I chose this church for all sorts of reasons.  I had friends that attended and invited me. I thought the music was good. I thought the teaching was good. And, the church was BIG.  I could be invisible if I chose and, for a while, I did choose. There were some things I didn't like and wasn't particularly comfortable with but I stayed. Why?  Inertia. It was easy.  It was fairly comfortable. Why change?

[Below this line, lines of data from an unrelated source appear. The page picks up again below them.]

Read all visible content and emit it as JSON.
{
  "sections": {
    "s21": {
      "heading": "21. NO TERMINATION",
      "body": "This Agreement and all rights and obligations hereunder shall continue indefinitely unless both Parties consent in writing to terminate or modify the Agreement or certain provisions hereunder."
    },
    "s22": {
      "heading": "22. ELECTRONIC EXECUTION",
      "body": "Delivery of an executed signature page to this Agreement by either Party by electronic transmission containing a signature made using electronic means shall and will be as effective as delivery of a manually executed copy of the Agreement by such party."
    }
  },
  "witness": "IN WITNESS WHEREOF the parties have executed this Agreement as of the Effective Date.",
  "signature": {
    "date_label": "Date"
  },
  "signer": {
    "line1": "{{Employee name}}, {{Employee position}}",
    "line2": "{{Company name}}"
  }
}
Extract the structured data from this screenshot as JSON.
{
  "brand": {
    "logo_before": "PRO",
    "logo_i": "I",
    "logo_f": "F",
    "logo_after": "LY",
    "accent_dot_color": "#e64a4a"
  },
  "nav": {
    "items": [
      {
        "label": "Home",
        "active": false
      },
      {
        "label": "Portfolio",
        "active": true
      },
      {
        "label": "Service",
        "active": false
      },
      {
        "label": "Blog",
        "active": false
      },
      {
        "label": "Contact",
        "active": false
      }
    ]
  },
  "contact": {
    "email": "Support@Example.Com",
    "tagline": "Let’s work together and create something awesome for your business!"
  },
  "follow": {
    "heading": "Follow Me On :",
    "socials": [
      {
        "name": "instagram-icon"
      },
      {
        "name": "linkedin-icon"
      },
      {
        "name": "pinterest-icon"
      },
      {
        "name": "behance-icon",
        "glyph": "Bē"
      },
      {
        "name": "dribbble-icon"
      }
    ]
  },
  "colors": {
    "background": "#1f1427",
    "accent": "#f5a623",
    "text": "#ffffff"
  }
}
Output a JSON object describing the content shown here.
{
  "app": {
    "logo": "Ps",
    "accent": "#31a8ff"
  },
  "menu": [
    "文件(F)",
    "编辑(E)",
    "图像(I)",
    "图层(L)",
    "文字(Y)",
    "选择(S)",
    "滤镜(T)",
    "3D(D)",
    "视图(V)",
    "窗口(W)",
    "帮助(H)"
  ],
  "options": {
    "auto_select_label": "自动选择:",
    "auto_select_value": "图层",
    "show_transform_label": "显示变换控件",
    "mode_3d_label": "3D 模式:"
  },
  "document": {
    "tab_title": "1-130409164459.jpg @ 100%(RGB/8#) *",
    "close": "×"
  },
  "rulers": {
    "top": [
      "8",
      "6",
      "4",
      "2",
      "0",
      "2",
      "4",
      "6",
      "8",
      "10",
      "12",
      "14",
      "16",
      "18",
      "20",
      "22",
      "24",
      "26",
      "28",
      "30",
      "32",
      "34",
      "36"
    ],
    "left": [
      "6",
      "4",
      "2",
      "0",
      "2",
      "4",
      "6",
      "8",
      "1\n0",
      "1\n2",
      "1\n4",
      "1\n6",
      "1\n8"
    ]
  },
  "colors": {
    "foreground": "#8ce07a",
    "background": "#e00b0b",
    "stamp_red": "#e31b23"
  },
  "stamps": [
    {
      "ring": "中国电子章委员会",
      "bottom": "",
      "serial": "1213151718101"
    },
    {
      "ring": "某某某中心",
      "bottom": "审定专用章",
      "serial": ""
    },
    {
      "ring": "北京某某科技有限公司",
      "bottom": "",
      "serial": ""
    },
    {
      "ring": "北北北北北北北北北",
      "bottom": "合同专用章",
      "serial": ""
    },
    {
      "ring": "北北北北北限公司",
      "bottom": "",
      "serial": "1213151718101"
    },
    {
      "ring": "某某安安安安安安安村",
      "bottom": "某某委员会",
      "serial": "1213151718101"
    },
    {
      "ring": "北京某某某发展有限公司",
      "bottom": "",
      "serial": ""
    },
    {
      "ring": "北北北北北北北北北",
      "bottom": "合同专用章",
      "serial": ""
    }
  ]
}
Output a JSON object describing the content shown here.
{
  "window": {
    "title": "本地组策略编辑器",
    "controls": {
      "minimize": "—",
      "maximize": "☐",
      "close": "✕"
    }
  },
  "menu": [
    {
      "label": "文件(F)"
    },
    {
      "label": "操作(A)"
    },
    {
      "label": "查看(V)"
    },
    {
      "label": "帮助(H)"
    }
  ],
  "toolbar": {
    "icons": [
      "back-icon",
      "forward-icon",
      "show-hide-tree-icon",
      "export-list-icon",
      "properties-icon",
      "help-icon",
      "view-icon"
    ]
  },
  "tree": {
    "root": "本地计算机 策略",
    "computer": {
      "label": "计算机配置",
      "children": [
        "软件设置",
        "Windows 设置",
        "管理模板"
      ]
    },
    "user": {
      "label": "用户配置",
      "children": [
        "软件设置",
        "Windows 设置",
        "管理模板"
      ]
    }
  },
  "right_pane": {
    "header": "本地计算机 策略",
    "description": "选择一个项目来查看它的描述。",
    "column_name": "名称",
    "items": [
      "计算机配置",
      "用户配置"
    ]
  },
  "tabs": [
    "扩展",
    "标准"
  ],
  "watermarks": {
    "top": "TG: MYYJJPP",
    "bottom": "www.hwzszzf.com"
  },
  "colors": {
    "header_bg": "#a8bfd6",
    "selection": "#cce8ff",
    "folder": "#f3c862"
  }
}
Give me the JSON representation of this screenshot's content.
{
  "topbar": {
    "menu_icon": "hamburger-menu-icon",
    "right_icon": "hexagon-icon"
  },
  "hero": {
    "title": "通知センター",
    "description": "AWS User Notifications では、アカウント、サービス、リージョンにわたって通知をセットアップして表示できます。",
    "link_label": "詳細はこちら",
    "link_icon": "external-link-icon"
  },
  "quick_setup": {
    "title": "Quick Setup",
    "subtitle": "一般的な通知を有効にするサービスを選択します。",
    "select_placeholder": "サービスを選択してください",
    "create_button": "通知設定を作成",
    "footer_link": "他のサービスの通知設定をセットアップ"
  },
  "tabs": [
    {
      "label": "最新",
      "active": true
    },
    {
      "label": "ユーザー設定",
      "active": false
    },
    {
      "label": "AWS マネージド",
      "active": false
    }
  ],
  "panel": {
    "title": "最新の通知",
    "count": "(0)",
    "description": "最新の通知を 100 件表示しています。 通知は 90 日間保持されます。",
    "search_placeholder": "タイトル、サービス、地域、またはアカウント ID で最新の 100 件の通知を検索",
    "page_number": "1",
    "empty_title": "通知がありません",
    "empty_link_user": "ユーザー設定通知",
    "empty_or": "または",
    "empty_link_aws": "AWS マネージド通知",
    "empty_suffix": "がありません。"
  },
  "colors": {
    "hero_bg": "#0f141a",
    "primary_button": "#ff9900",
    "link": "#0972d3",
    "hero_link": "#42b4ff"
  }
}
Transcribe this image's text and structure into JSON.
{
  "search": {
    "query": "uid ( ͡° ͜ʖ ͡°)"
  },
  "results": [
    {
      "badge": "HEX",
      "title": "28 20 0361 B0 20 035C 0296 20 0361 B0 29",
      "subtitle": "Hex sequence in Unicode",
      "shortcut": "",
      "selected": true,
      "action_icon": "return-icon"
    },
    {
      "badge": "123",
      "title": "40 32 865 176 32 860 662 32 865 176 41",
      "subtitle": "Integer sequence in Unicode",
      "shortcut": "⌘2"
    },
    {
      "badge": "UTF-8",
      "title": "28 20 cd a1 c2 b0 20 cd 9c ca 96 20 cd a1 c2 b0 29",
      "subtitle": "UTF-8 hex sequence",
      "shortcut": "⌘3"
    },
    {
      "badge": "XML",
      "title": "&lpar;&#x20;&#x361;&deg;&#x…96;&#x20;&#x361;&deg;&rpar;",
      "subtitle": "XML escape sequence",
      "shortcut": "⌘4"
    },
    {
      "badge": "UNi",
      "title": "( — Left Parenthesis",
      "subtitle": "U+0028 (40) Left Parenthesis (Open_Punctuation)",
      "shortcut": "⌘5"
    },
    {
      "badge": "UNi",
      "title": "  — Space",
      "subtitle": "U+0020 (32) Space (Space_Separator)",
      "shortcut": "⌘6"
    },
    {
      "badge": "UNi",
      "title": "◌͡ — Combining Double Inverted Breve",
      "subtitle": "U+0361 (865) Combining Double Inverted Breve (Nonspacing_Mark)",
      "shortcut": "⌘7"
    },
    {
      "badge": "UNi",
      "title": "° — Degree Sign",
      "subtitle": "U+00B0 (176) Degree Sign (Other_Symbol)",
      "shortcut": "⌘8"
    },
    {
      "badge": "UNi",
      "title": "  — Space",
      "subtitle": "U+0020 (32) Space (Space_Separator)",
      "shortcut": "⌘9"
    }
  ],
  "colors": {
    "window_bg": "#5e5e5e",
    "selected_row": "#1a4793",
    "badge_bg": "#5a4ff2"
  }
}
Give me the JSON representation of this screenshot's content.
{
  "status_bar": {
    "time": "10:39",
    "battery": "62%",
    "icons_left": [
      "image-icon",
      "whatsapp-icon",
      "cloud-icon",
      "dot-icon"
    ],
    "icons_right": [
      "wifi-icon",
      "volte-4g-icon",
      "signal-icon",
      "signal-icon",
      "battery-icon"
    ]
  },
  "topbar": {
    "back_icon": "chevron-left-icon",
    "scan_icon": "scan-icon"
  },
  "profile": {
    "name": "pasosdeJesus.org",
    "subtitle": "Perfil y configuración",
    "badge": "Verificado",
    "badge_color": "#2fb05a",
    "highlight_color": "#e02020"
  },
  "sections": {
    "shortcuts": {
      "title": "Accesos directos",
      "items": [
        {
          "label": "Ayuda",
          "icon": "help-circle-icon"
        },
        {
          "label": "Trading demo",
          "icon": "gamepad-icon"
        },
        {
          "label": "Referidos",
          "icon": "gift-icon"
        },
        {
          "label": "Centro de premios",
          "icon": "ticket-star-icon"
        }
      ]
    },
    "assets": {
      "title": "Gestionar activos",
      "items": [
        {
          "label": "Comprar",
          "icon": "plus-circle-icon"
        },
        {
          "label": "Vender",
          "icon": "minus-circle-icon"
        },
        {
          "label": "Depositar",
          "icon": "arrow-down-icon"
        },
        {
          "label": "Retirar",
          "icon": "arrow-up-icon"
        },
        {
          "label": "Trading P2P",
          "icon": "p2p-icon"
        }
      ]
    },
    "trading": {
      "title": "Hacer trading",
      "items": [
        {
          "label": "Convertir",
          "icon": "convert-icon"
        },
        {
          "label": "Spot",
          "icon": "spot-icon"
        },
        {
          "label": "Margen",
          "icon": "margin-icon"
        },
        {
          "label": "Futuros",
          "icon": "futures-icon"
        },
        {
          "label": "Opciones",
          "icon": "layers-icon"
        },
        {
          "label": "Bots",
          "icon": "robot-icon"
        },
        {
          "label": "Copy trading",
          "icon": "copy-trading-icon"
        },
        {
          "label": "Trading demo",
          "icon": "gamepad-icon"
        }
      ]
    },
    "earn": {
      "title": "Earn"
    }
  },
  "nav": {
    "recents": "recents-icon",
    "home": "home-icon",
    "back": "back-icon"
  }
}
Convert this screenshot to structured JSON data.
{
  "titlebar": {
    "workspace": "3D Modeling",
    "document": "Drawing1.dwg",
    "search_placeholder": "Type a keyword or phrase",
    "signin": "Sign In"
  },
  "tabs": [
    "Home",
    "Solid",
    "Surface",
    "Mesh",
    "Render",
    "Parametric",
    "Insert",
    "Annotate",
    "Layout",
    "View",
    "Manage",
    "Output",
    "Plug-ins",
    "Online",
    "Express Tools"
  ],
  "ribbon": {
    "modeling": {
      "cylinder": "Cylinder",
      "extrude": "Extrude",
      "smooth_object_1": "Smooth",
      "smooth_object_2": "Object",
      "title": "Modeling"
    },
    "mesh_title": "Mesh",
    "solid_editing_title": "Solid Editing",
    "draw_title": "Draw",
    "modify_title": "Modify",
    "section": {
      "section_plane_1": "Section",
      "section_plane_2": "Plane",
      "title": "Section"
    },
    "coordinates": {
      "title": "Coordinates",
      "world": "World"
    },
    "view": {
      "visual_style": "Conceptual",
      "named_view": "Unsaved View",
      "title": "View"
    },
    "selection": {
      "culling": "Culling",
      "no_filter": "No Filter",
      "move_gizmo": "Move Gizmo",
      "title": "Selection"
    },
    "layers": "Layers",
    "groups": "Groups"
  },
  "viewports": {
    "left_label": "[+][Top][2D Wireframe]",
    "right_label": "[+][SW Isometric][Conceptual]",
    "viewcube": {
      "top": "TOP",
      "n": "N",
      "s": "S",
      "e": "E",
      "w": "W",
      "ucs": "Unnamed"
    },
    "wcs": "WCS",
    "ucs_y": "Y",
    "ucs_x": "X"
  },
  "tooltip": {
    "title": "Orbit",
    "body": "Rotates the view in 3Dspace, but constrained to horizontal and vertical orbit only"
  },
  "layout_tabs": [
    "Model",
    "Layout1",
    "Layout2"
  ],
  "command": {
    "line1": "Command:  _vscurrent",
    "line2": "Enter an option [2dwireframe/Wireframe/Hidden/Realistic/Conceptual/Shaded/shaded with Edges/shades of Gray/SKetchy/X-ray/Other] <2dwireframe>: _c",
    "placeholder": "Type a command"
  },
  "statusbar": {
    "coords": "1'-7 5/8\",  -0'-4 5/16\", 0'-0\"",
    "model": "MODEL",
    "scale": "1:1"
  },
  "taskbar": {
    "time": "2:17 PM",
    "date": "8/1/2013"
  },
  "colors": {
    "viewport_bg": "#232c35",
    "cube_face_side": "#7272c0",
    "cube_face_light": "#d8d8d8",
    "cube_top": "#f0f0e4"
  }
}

But as time passed the discomfort I felt regarding some of the church's positions and attitudes regarding certain social issues and certain people groups became more and more difficult to ignore.  So I went into one of my periods of abstaining. 

The problem with that, though, is that I like going to church.  I like gathering in the same place with others to acknowledge corporately that there is something greater than myself.   I know that many people don't understand that 'urge'.  And, given the way that Christianity has been practiced by some groups I understand their hesitancy.  We've seen right and left how some people will behave in the worst possible ways and yet wave the flag of their 'Christianity' and their 'family values' as a defense.  But I like going to church in spite of that.  So the search was on to find a church that more closely aligned with my understanding of the answers to the infamous question - WWJD? 

I started with my trusty friend - Google.  I knew that the Catholic church was not right for me and I also knew that the evangeical churches were not the right fit either.  But I knew that I needed to try something different.  So my Google search was:  "open and affirming Episcopal churches near me."  The first one that popped up was St. Luke's in South Minneapolis. I went that Sunday and have been going back ever since.

It's a different expereience than the one that I grew up with and I wasn't sure I was going to like it.  There's liturgy - real liturgy.  (My best friend says that Episcopalians are JV Catholics. 😏 I see where she gets that.) Threre's a priest and a deacon - they wear robes.  There's a choir - they wear robes.  There are acolytes - they wear robes.  There's a piano. There's an organ. There's not a guitar or a drum set or a 'worship team' in sight.  We use a hymnal - no giant screen with words to praise choruses hanging from the ceiling. It's celebratory. It's reverent. It's moving. And it's open. Every week prior to starting communion we hear the priest say "ALL are welcome to receive at this table."  ALL.

This is a church that is filled with ordinary people. Young and old. Gay and straight. Immigrants. Refugees. All colors, all economic backgrounds, all varieties of family.  Nothing is perfect. No one is perfect.  But ALL are welcome.  For me, that is the answer to the question - WWJD? He would say ALL are welcome.  Amen.